Je m’apprête à repartir quand un détail m’attire l’attention. Je ne m’en étais pas rendu compte, mais les fenêtres de la maison sont toutes allumées.
« Tu es habitée ?
– Peut être. En tout cas si tu te poses la question, c’est que mon objectif est atteint.
– Mais… Même si ce n’est qu’une illusion… Pourquoi les habitants ne sont-ils pas sortis ?
– Parce qu’il n’y a pas de porte ».
La sculpture a raison – encore heureux, elle parle d’elle-même. J’ai beau faire le tour de la baraque, il n’y a pas de porte.

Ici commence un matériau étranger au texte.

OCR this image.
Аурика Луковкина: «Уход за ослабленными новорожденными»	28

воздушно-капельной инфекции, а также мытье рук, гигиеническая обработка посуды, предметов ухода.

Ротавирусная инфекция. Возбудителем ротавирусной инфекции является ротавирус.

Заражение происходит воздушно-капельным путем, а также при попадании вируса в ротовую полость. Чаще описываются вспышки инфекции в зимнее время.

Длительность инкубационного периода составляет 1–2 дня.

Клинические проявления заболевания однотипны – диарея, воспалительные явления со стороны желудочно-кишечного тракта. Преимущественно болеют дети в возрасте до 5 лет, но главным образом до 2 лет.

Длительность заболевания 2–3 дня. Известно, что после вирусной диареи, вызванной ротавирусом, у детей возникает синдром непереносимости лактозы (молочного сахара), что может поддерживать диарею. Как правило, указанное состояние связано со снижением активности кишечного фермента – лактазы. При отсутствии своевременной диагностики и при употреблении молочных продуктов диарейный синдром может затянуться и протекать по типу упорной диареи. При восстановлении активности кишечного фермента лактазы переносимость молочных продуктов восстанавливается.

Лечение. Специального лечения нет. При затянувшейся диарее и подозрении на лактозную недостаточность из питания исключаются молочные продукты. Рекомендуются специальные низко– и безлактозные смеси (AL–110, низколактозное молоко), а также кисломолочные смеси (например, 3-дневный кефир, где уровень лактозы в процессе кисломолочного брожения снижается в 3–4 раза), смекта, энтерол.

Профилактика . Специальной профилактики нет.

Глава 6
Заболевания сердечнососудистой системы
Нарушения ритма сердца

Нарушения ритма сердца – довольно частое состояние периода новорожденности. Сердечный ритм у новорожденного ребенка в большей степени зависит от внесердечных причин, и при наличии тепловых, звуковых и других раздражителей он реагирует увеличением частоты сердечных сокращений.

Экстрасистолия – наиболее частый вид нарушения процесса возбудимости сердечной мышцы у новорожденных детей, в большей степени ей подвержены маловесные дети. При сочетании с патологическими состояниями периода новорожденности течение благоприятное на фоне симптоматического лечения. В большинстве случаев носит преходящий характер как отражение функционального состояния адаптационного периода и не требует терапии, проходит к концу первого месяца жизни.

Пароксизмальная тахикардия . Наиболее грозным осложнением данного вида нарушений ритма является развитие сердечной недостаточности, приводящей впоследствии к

Elle a déjà fondu, j’imagine.
« C’est ça. La porte a fondu.
– C’est un symbole ? Ca veut dire qu’on est déjà bloqués, que c’est foutu ?
– Ca, c’est toi qui le dis. Moi je ne veux pas m’avancer sur ma signification. Tu sais, Leandro a l’habitude de dire que dans une oeuvre d’art, l’artiste fait 50% du travail, et qu’il reste 50% pour le public. Mais si c’est cela que tu comprends, que vous êtes déjà foutus, alors peut-être que c’est ce qu’il faut comprendre. Allez file, il est déjà tard ! »
Alors que les caméras de télévision filment ce qui sera vu comme le symbole de cette Nuit Blanche, je vogue vers l’oeuvre suivante…
« Ah ! J’oubliais ! Prends un parapluie pour aller voir ma voisine ! » me dit l’oeuvre.